The saliva typically ranges from 6.5 down to as low as 5.5 pH. And since tooth decay starts at about 5.5 pH it is important to push the pH higher if at all possible, not drive it lower.

Many of my patients that have a more basic pH, up to 7.5, are almost decay free, and have been for years. Much of that is based upon what they eat and what they avoid. It’s a matter of choices.

How To Test Your Own Saliva pH

Test your normal saliva pH, it’s easy. It’s best to do it at least a couple of hours after eating to minimize food influences. In my office, I have you  carefully spit into a plastic cup. Then I will hand you a piece of pH paper, about an inch and a half long, and have you moisten it in your saliva.  Then we will compare the color of the moistened pH paper to the scale on the dispenser.

If you have a very low pH reading, you may be more prone to decay.  This may require extra effort on your part with both diet changes and home care methods to avoid decay in the future.

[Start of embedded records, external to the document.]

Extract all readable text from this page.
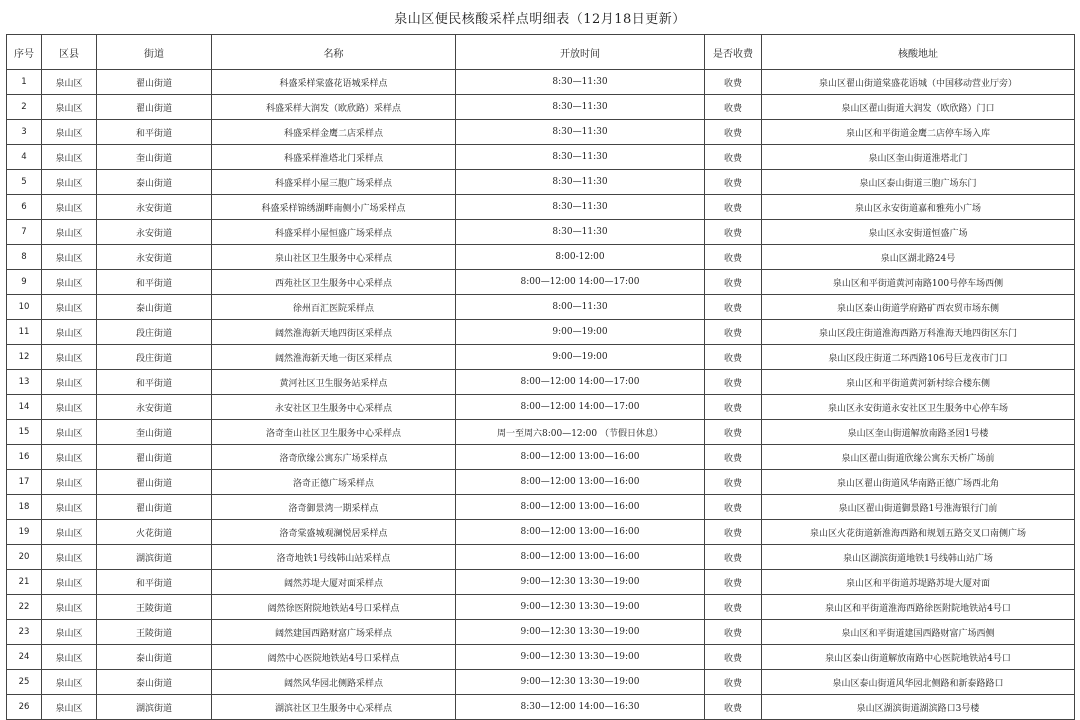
泉山区便民核酸采样点明细表（12月18日更新）
序号	区县	街道	名称	开放时间	是否收费	核酸地址
1	泉山区	翟山街道	科盛采样棠盛花语城采样点	8:30—11:30	收费	泉山区翟山街道棠盛花语城（中国移动营业厅旁）
2	泉山区	翟山街道	科盛采样大润发（欧欣路）采样点	8:30—11:30	收费	泉山区翟山街道大润发（欧欣路）门口
3	泉山区	和平街道	科盛采样金鹰二店采样点	8:30—11:30	收费	泉山区和平街道金鹰二店停车场入库
4	泉山区	奎山街道	科盛采样淮塔北门采样点	8:30—11:30	收费	泉山区奎山街道淮塔北门
5	泉山区	泰山街道	科盛采样小屋三胞广场采样点	8:30—11:30	收费	泉山区泰山街道三胞广场东门
6	泉山区	永安街道	科盛采样锦绣湖畔南侧小广场采样点	8:30—11:30	收费	泉山区永安街道嘉和雅苑小广场
7	泉山区	永安街道	科盛采样小屋恒盛广场采样点	8:30—11:30	收费	泉山区永安街道恒盛广场
8	泉山区	永安街道	泉山社区卫生服务中心采样点	8:00-12:00	收费	泉山区湖北路24号
9	泉山区	和平街道	西苑社区卫生服务中心采样点	8:00—12:00 14:00—17:00	收费	泉山区和平街道黄河南路100号停车场西侧
10	泉山区	泰山街道	徐州百汇医院采样点	8:00—11:30	收费	泉山区泰山街道学府路矿西农贸市场东侧
11	泉山区	段庄街道	阔然淮海新天地四街区采样点	9:00—19:00	收费	泉山区段庄街道淮海西路万科淮海天地四街区东门
12	泉山区	段庄街道	阔然淮海新天地一街区采样点	9:00—19:00	收费	泉山区段庄街道二环西路106号巨龙夜市门口
13	泉山区	和平街道	黄河社区卫生服务站采样点	8:00—12:00 14:00—17:00	收费	泉山区和平街道黄河新村综合楼东侧
14	泉山区	永安街道	永安社区卫生服务中心采样点	8:00—12:00 14:00—17:00	收费	泉山区永安街道永安社区卫生服务中心停车场
15	泉山区	奎山街道	洛奇奎山社区卫生服务中心采样点	周一至周六8:00—12:00 （节假日休息）	收费	泉山区奎山街道解放南路圣园1号楼
16	泉山区	翟山街道	洛奇欣缘公寓东广场采样点	8:00—12:00 13:00—16:00	收费	泉山区翟山街道欣缘公寓东天桥广场前
17	泉山区	翟山街道	洛奇正德广场采样点	8:00—12:00 13:00—16:00	收费	泉山区翟山街道风华南路正德广场西北角
18	泉山区	翟山街道	洛奇御景湾一期采样点	8:00—12:00 13:00—16:00	收费	泉山区翟山街道御景路1号淮海银行门前
19	泉山区	火花街道	洛奇棠盛城观澜悦居采样点	8:00—12:00 13:00—16:00	收费	泉山区火花街道新淮海西路和规划五路交叉口南侧广场
20	泉山区	湖滨街道	洛奇地铁1号线韩山站采样点	8:00—12:00 13:00—16:00	收费	泉山区湖滨街道地铁1号线韩山站广场
21	泉山区	和平街道	阔然苏堤大厦对面采样点	9:00—12:30 13:30—19:00	收费	泉山区和平街道苏堤路苏堤大厦对面
22	泉山区	王陵街道	阔然徐医附院地铁站4号口采样点	9:00—12:30 13:30—19:00	收费	泉山区和平街道淮海西路徐医附院地铁站4号口
23	泉山区	王陵街道	阔然建国西路财富广场采样点	9:00—12:30 13:30—19:00	收费	泉山区和平街道建国西路财富广场西侧
24	泉山区	泰山街道	阔然中心医院地铁站4号口采样点	9:00—12:30 13:30—19:00	收费	泉山区泰山街道解放南路中心医院地铁站4号口
25	泉山区	泰山街道	阔然风华园北侧路采样点	9:00—12:30 13:30—19:00	收费	泉山区泰山街道风华园北侧路和新泰路路口
26	泉山区	湖滨街道	湖滨社区卫生服务中心采样点	8:30—12:00 14:00—16:30	收费	泉山区湖滨街道湖滨路口3号楼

You Can Test The Foods You Eat As Well.

It’s easy to test the pH of liquid foods by moistening the pH paper strip directly and comparing with the colors on the dispenser. Another way to test the effect of acid foods is to wait until you’ve eaten some and then test your saliva several minutes later. This way you can test solid foods as well.

Sugar Free Foods Can Rase Your Saliva pH

An interesting test might be to check your saliva after having not eaten for several hours. And then eat something that contains no sugar such as a saltine type cracker. Then wait about 10 minutes and check your saliva pH again. If you’re like most people, you’ll see a move towards the acid side of the scale, a lower pH number. This is because bacteria are at work.

As carbohydrates begin the digestion process in your mouth they are converted (by amylase enzymes) from starches to sugars which bacteria love. The bacteria in turn digest the sugars and convert them to acids. And the acids can alter the pH readings of your saliva, driving them lower.

When the pH of your saliva drops to 5.5 or lower, and you listen carefully, you can virtually hear your teeth fizzing as they dissolve.